Outcome: Our lawyers were instructed 2 weeks before the hearing of the bankruptcy petition to oppose the bankruptcy on the basis it was disputed on genuine and substantial grounds. Our expert insolvency and costs lawyers urgently prepared detailed submissions, and persuaded the city law firm to withdraw their bankruptcy petition and pay our client’s legal costs.
How long did it take? Less than 2 weeks from instruction.
Our expert debt recovery and insolvency lawyers were instructed by a client who had for over a year defended his interests in a bankruptcy dispute with a city law firm (and their own law firm who was acting for them) in a claim for unpaid legal fees.
The debt was disputed throughout by the client however despite this the city law firm was unmoved and continued to pursue a bankruptcy order aggressively against the client; the hearing of the petition was listed to be heard in March 2024.
In particular the dispute was based on the fact that, amongst other things, that (i) there was no contractual entitlement to the fees and they were not authorised by the client; (ii) the charges were not reasonable and were wholly excessive; (iii) it is well reported that legal fees cannot form the basis of a liquidated debt upon which a bankruptcy petition could be based on (see further below; (iv) there was a strong basis for a professional negligence claim against the law firm; and (v) the law firm claimed costs for barrister fees however those charges were not included in the statute bills (and were therefore precluded from recovering those barrister fees from the client).

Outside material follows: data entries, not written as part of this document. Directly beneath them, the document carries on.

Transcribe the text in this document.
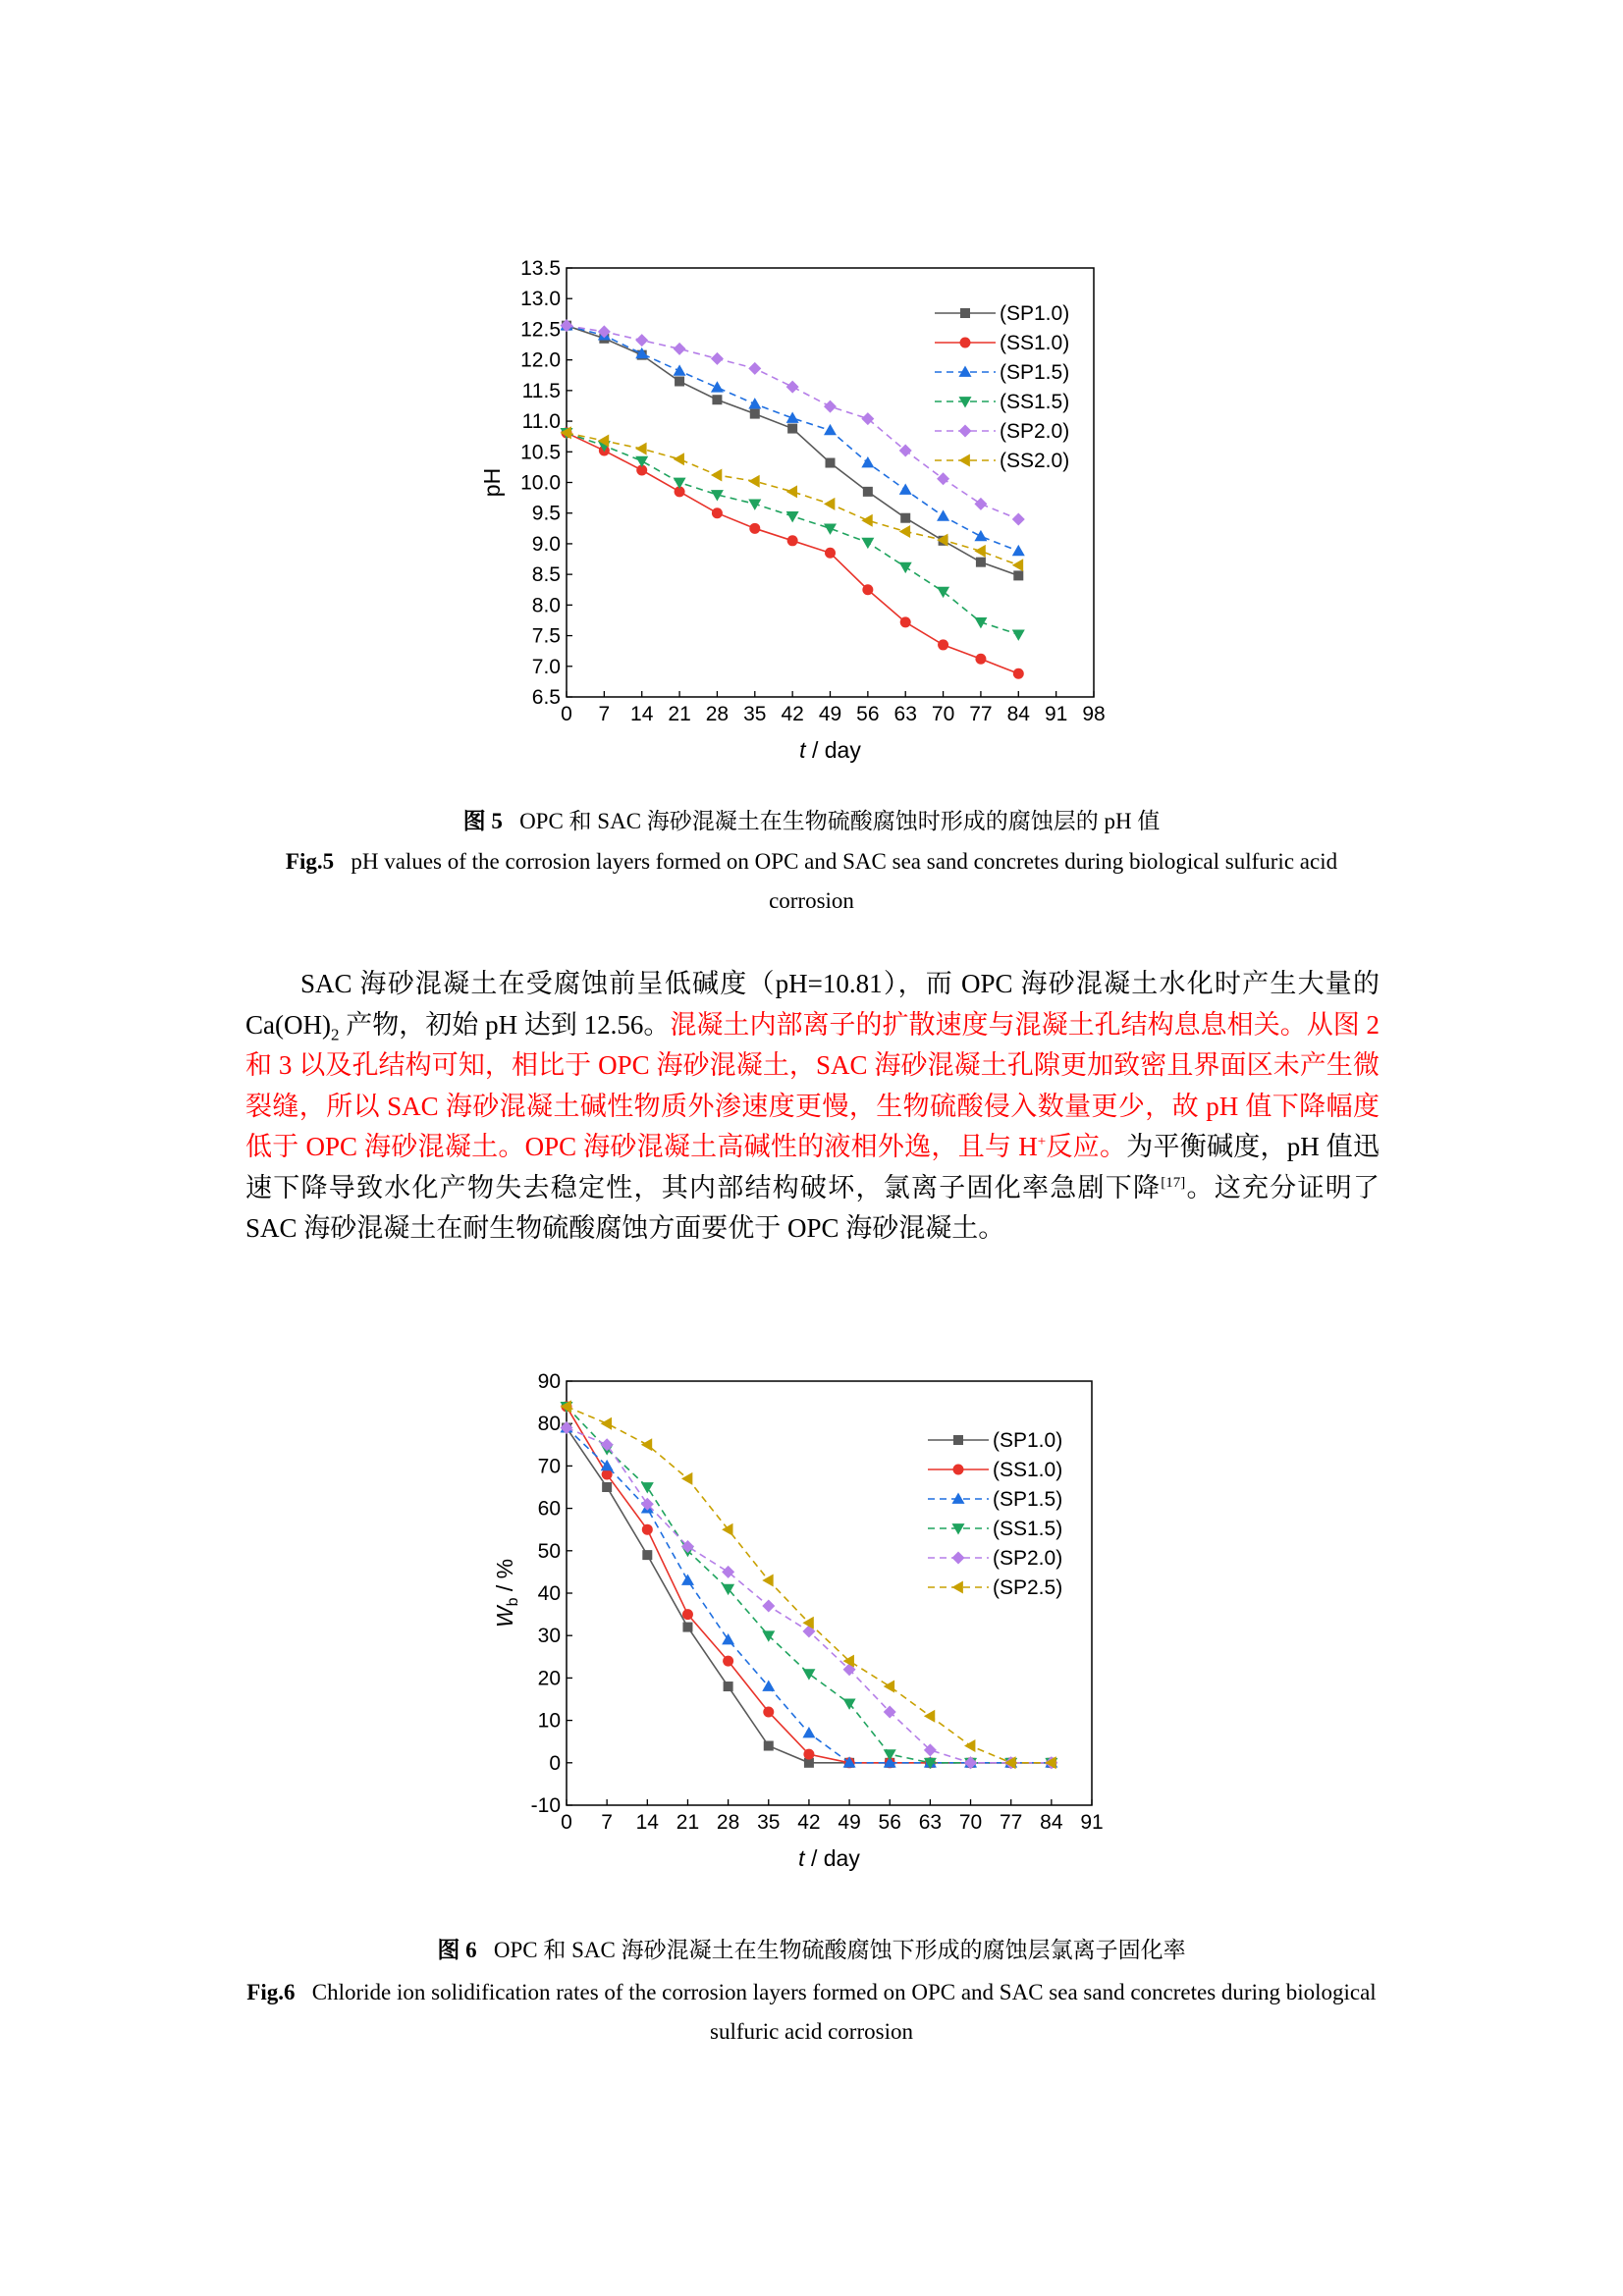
0 7 14 21 28 35 42 49 56 63 70 77 84 91 98
6.5
7.0
7.5
8.0
8.5
9.0
9.5
10.0
10.5
11.0
11.5
12.0
12.5
13.0
13.5
t / day
pH
(SP1.0)
(SS1.0)
(SP1.5)
(SS1.5)
(SP2.0)
(SS2.0)
图 5 OPC 和 SAC 海砂混凝土在生物硫酸腐蚀时形成的腐蚀层的 pH 值
Fig.5 pH values of the corrosion layers formed on OPC and SAC sea sand concretes during biological sulfuric acid corrosion

SAC 海砂混凝土在受腐蚀前呈低碱度（pH=10.81），而 OPC 海砂混凝土水化时产生大量的 $Ca(OH)_2$ 产物，初始 pH 达到 12.56。混凝土内部离子的扩散速度与混凝土孔结构息息相关。从图 2 和 3 以及孔结构可知，相比于 OPC 海砂混凝土，SAC 海砂混凝土孔隙更加致密且界面区未产生微裂缝，所以 SAC 海砂混凝土碱性物质外渗速度更慢，生物硫酸侵入数量更少，故 pH 值下降幅度低于 OPC 海砂混凝土。OPC 海砂混凝土高碱性的液相外逸，且与 H+反应。为平衡碱度，pH 值迅速下降导致水化产物失去稳定性，其内部结构破坏，氯离子固化率急剧下降[17]。这充分证明了 SAC 海砂混凝土在耐生物硫酸腐蚀方面要优于 OPC 海砂混凝土。

0 7 14 21 28 35 42 49 56 63 70 77 84 91
-10
0
10
20
30
40
50
60
70
80
90
t / day
$W_b$ / %
(SP1.0)
(SS1.0)
(SP1.5)
(SS1.5)
(SP2.0)
(SP2.5)
图 6 OPC 和 SAC 海砂混凝土在生物硫酸腐蚀下形成的腐蚀层氯离子固化率
Fig.6 Chloride ion solidification rates of the corrosion layers formed on OPC and SAC sea sand concretes during biological sulfuric acid corrosion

Outstanding legal fees are not a liquidated debt and a petition founded on an unliquidated sum will be dismissed as an abuse of process as was said by Evans LJ in Turner v Paloma, [2000] WLR 37:
“If a solicitor wishes to be paid and is not in funds he will need to sue and prove that his charges were either expressly agreed or are reasonable charges”. The observations in that case, including that “the solicitor’s claim is for a reasonable sum, whether by statute or at common law, not for a liquidated sum“.
For more information on the relationship between Part 7 (debt recovery proceedings instigated by your former lawyers) and your right to assessment under the Solicitors Act 1974 (Part 8 proceedings for detailed assessment under CPR 47) – please see our dedicated page on Solicitor’s Costs and Detailed Assessment.
Our lawyers were instructed and developed a strategy at the very outset to defend the bankruptcy petition. Within 2 weeks of instruction, our lawyers were able to agree to the dismissal of the bankruptcy petition and vacation of the hearing. Our lawyers were also able to recover the client’s legal costs.